Nervously Elgiva fingered a length of gold-threaded silk, ignoring the mercer’s eager prattle. What if something had gone amiss? She picked up a length of russet silk and saw that the merchant – a tall, thin man with a beaky nose and the eyes of a hawk – watched her with inordinate interest. Her hands were trembling so badly that the silk rippled, and she set it aside for fear that the merchant would notice her distress. A moment later she saw Groa hurrying towards her from the direction of the palace.
‘Put this aside for me,’ she said to the mercer, pointing to the bolt of silk with as pleasant a smile as she could muster. She had been here too long; it might arouse suspicion if she left without a purchase. ‘I’ll send someone for it later.’
Gesturing at her brother’s men to walk several steps behind her, she grasped Groa’s arm and walked in the direction of Shieldmaker Street, where her brother’s town house lay.
‘What is the news?’ she demanded.
‘The child is no more, my lady,’ Groa murmured.
So it had actually worked. She breathed a long sigh of relief. The child was dead, and she would not be the only one in the kingdom to rejoice at the news.

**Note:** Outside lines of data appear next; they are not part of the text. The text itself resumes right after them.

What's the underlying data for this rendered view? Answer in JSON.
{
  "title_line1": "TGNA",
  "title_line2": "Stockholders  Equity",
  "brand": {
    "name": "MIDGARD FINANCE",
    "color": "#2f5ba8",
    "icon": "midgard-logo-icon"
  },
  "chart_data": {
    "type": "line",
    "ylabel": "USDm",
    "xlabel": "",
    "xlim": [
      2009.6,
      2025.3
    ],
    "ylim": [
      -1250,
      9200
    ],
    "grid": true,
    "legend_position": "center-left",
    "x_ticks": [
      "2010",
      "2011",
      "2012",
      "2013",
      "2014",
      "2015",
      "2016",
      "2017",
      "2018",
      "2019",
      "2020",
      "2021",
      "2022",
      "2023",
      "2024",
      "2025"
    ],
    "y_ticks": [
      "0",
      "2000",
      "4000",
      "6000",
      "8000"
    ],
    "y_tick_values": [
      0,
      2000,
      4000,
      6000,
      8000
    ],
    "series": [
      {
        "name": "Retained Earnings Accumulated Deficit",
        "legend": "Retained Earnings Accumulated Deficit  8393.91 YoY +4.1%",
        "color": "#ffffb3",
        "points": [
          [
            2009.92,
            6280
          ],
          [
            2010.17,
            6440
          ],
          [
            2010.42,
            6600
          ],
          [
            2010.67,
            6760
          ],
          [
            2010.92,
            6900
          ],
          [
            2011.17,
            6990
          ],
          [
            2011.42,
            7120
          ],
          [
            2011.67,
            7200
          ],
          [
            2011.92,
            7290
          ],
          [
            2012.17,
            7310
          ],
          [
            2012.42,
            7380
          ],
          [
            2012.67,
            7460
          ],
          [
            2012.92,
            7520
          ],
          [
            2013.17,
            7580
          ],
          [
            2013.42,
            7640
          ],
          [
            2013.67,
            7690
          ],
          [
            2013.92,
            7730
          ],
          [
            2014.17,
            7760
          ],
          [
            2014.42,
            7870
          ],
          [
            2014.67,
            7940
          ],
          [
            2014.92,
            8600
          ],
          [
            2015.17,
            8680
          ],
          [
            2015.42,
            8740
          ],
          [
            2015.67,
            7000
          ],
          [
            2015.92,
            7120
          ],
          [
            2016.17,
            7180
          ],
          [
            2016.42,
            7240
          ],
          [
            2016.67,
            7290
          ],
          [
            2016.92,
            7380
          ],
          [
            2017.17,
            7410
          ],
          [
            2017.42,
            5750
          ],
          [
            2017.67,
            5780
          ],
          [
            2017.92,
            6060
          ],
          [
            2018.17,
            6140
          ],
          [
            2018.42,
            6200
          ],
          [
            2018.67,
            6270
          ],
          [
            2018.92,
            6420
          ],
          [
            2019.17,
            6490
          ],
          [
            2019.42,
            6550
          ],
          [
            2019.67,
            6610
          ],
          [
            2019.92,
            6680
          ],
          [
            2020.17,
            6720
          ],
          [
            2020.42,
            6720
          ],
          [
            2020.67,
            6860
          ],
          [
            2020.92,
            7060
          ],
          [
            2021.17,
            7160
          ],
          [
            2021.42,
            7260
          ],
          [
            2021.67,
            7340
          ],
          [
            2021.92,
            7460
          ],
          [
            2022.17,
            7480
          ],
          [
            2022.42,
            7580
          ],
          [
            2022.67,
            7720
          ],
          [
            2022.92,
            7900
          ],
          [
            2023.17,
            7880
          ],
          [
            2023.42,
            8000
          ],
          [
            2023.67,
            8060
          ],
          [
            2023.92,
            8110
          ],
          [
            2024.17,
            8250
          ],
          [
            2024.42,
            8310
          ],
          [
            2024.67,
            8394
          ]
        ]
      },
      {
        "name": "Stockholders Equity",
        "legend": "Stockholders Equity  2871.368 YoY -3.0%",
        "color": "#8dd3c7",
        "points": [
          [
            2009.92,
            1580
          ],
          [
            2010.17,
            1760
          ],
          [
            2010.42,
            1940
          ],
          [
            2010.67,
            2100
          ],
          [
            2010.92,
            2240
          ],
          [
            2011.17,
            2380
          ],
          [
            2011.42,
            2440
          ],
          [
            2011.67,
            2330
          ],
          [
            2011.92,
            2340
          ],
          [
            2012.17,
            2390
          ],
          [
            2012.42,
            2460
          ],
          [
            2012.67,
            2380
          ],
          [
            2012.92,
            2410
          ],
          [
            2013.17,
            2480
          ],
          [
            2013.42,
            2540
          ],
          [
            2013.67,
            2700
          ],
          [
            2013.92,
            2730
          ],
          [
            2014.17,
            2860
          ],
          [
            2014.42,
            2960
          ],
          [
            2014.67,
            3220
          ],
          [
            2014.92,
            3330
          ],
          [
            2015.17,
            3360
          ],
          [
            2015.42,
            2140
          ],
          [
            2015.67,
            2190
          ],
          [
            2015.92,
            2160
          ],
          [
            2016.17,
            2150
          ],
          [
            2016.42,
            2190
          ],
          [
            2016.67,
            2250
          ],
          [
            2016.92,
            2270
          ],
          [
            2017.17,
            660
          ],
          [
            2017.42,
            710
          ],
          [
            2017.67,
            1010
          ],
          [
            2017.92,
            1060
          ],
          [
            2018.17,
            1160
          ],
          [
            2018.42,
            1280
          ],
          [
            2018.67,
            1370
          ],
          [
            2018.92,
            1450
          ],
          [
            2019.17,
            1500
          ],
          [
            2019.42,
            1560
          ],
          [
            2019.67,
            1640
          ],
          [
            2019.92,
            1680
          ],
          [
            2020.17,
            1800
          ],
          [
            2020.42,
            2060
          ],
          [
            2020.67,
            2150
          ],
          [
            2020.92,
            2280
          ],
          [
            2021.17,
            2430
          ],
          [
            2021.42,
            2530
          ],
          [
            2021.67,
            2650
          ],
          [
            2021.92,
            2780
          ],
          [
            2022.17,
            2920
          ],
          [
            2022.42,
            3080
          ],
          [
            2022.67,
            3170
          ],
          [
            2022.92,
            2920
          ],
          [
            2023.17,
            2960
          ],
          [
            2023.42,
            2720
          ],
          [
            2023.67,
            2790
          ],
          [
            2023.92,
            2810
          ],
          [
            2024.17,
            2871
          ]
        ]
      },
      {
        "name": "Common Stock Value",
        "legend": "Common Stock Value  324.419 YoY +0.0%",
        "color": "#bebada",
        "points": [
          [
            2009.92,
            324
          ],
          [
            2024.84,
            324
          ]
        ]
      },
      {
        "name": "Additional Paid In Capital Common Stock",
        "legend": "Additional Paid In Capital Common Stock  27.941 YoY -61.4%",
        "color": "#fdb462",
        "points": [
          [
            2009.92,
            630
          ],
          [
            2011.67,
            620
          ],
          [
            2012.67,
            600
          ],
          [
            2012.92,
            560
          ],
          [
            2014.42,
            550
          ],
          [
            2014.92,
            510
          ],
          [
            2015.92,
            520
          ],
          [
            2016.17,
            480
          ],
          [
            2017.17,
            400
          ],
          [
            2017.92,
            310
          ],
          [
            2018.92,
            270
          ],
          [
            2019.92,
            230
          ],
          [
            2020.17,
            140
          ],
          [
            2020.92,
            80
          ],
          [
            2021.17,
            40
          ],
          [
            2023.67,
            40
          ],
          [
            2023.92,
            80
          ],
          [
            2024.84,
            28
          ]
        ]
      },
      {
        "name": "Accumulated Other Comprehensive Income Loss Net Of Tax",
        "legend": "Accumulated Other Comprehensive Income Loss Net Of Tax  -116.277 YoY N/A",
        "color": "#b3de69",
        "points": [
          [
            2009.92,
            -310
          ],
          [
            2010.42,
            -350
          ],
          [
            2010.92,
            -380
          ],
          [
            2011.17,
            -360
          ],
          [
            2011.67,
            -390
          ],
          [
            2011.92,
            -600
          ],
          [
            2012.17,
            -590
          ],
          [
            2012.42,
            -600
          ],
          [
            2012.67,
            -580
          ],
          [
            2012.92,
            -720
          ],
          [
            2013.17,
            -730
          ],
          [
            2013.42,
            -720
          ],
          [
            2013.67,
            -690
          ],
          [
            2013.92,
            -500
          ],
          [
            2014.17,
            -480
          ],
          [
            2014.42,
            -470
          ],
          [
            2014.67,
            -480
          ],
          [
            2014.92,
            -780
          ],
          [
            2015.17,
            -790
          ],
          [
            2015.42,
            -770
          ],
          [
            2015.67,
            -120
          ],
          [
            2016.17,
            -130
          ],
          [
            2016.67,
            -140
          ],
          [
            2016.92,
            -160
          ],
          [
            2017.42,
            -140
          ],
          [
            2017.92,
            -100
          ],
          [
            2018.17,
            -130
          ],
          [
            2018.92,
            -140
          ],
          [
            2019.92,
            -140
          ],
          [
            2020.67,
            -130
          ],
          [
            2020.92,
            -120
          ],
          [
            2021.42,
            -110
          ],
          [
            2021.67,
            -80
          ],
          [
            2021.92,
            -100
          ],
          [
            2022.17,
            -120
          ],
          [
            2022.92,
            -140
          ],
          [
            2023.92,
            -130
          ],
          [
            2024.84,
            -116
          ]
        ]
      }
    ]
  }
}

‘What of the queen?’ she asked.
Groa shook her head. ‘I could learn nothing of the queen except that she had lost the babe. The king and his sons rode to the hunt today, so we can presume that she is well enough. It may be days before we learn if she has taken any hurt from the potion.’
‘And if she does?’ Elgiva whispered. ‘Will there likely be any suspicion about the wine?’
‘Nay,’ Groa murmured. ‘The queen’s new cupbearer was too dazzled by the courtly glitter to take any notice of what I did near the flagon. And even if suspicions were aroused, how could anyone determine who was responsible? There are many at court who have no desire to see this queen bear a child, and that includes the king’s own sons. Be assured that no one will question this loss, or even mourn it overmuch.’
‘Then it has turned out as well as we could have hoped,’ Elgiva said. ‘You have done very well.’
‘I have other news.’ Groa’s voice was smug. ‘You are to be summoned back into the queen’s service, perhaps as soon as today.’
Elgiva slowed her step a little.
‘This must be the king’s doing.’ She had seen him watching her yesterday when she had been so attentive to Wulfgeat and Leofwine. She had set out to make him jealous, and apparently she had succeeded.
‘He still desires you,’ Groa insisted.
Of course he desired her. She never doubted it. He would have her back at court, and Emma could do nothing about it.
How swiftly the queen’s ascendant star had fallen with the loss of the child, and how quickly her own, now, would rise again.